YES, a five-year program that would then guarantee the graduate a three-year podiatry residency consisting of a one-year rotating internship and two subsequent years of foot and ankle surgery. There are some issues here for sure as our students will have completed the COMLEX-USA tests and could choose to enter another residency but that's a chance we ought to embrace. They would be able to apply to only one program i.e. the DO program or the DO/DPM program and not be allowed to transfer between programs. Frankly this is just one idea of many but all plans MUST lead to a plenary medical degree.

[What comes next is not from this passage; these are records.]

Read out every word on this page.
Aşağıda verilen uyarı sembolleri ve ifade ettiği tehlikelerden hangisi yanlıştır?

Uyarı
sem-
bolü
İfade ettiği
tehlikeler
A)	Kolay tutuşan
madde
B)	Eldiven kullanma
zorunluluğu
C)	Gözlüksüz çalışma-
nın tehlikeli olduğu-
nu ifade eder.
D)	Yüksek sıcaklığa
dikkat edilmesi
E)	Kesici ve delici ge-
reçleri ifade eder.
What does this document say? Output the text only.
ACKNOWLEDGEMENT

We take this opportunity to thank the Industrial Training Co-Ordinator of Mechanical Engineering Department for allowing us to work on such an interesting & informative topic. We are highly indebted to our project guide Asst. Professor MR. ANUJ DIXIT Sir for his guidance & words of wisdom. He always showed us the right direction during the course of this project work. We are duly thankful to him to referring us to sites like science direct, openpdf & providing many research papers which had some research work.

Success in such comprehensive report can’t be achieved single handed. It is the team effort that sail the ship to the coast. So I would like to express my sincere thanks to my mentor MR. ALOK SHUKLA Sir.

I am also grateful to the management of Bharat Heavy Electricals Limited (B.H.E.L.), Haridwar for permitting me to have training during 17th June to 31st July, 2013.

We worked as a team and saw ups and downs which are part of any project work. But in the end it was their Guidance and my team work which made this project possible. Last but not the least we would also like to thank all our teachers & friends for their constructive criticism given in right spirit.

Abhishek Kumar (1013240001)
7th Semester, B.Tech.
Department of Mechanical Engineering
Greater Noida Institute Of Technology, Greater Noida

We can't exist as an island in today's medical environment with our limited DPM degree and think we can survive. Many successful podiatrists today have their niche and they will be fine for the foreseeable future but this is not true for the profession as a whole without a strong academically and technically strong podiatry student cohort to follow us. Leaving things like they are to chance for much longer and we are toast.